Chris Williams sees dead-end for small wealth managers - Big banking groups rule capital markets
Published: Friday | July 31, 2009
Williams
The sun has set on independent wealth man-agers, the small nimble outfits of brash money and stock market investment advisors who held significant sway during the high interest rate heydays of the 1990s and even until recently, according to Chris Williams, head of the NCB Capital Markets (NCBCM).
Williams, who has been managing director of National Commercial Bank's (NCB) wealth management outfit since it was launched five years ago, himself jumped ship in 2004 from one such investment house, the former Dehring Bunting and Golding, which was bought last year by the Scotia Bank Group and merged with its investment and wealth man-agement operations to create Scotia DBG Investments Limited.
The invest-ment banker, who says he was intro-duced to the field in 1993 by former merchant banker and businessman, OK Melhado, believes NCB, which just reported $7.3 billion in profits for the nine months to June on top of $8.7 billion net profit last year, and major rival, Scotia Bank, cannot now be beaten at the wealth management business.
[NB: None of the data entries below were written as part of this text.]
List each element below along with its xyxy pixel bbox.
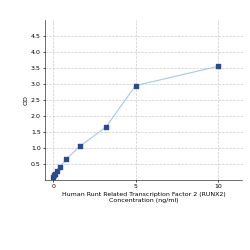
- Point: [78, 144, 82, 148]
- Point: [53, 172, 57, 175]
- Point: [51, 175, 55, 179]
- Point: [52, 173, 56, 177]
- Y-axis label: OD: OD: [23, 95, 28, 105]
- Point: [64, 157, 68, 161]
- Point: [134, 84, 138, 87]
- Point: [54, 169, 58, 173]
- Point: [58, 165, 62, 169]
- X-axis label: Human Runt Related Transcription Factor 2 (RUNX2)
Concentration (ng/ml): Human Runt Related Transcription Factor …: [62, 192, 226, 203]
- Point: [216, 64, 220, 68]
- Point: [104, 125, 108, 129]
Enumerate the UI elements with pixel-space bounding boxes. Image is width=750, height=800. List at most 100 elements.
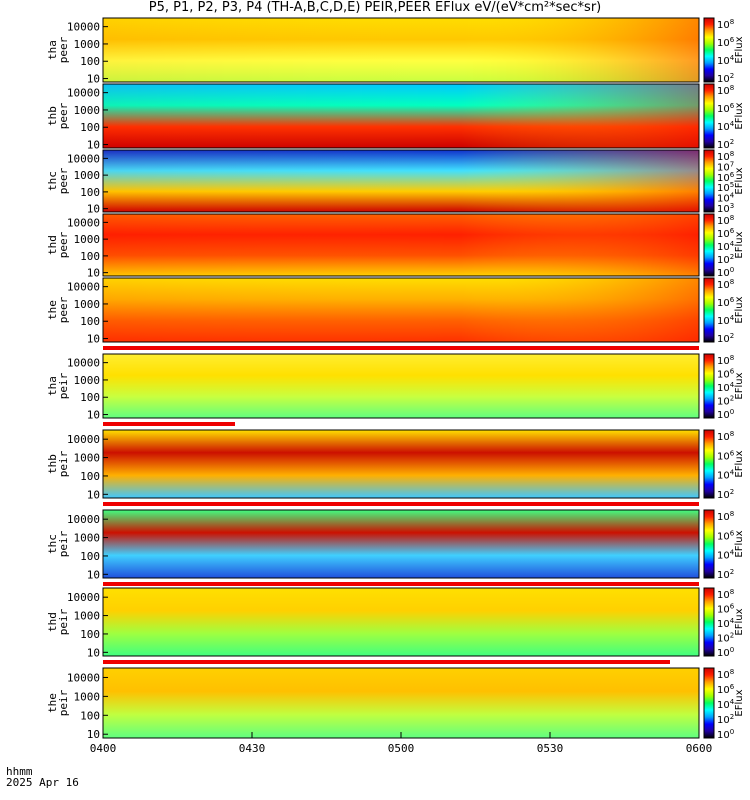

"At the end of the day DB&G had to sell. Despite the creativity and everything, if you don't have it complementary with the brand and the capital and the distribution, you are not going to be able to compete. And that's why I think eventually they sold, which I thought was an excellent decision."
Training ground
He acknowledged that DB&G, with its creative edge in investment banking, was good training ground.
"DB&G was a once in a lifetime experience. I was glad to be a part of it."
Asked if the door was now closed to new independent players, Williams opined that those entities cannot compete against the strong name recognition and extensive branch networks of the big banks.
"In the wealth management area the competition is not so much product-driven, it's the distribution channels," said Williams.
"All of us essentially carry the same products, the only to gain competitive advantage is through strong brand recognition and that cost a lot of money and time."
NCB is said to have spent 250 million over the past five years building its capital markets presence on the Jamaican financial landscape.
"The only reason people were able to get in is because these two entities (NCB and Scotia Bank) didn't take the wealth management area very seriously. Now they are serious about it and are very competitive."
NCB Capital Markets grew out of the 2002 merger of NCB Investments with Edward Gayle and Company, one of Jamaica's pioneering stock brokerage houses started in 1968.
While the new entity, by Williams' own admission and its financials since 2004, got off to a flying start, growing profit to $1.4 billion in its first year from $400 million in 2003, its performance has been checked lately by the effect of the global financial meltdown.
Last year NCB Capital Markets lost $1.2 billion in securities it pledged for margin facility with international investment house, Lehman Brothers, which collapsed in September.
The blow dragged down NCBCM's net profit for the year ending in September by a near 51 per cent to $776 million.
But NCB officials are now saying NCBCM is on the upswing recording net profits of just under $1-billion for the nine months to June this year against near $1.4 billion in the same period last year.
Hard lessons
Williams says both he and the company he heads have learned some hard lessons from the blow it suffered in the Lehman Brothers collapse.
NCBCM has slashed operating costs and leveraged the internal competencies of the 170 year-old NCB to put a tighter rein on securities management, centralise treasury operations and improve asset management. As a result of the structural changes, NCBCM now focuses more of its time and resources on the sales and customer service functions.
The recent recruitment of Steven Gooden as vice-president for investments has completed the staff strengthening, Williams said.
"We are making progress," the NCBCM managing director said of the recovery at a recent press conference by parent, NCB.
"The entire back-office operation has been strengthened so that there is no more mistakes in terms of investment decisions (as) seen from the very little provision for operational exposure," he pointed out last week.
As the investment house looks to ramp up business and profitability, Williams laments that many investors are still short term in view. Despite the global economic downturn, he said, there has been no noticeable decline in the stock of wealth and people appear to be saving more.
Asked about inherent risks from the heavy skewing of NCBCM's investment portfolio towards repurchase agreements (repos), Williams says the company and parent group possessed the capital to support such a model even as NCBCM was looking at greater diversification through new products.
good returns
With no new private placements lined up, the capital markets player continues to reap good returns from interest income.
But Williams, also deputy chairman of the Jamaica Stock Exchange, is keen to point potential investors towards the stock market.
"The capital market is tremendously under-utilised in Jamaica (yet) you have companies that are investing significantly in expansion and launching new products."
Williams, who as a board director of the JSE, is guiding the establishment of the Junior Stock Exchange, the regional Caribbean Exchange Network and the planned implementation of a training institute by the JSE, says the stock market remains among the best long-term options for investors to make money by buying into existing companies or raising cash for expanding their existing businesses.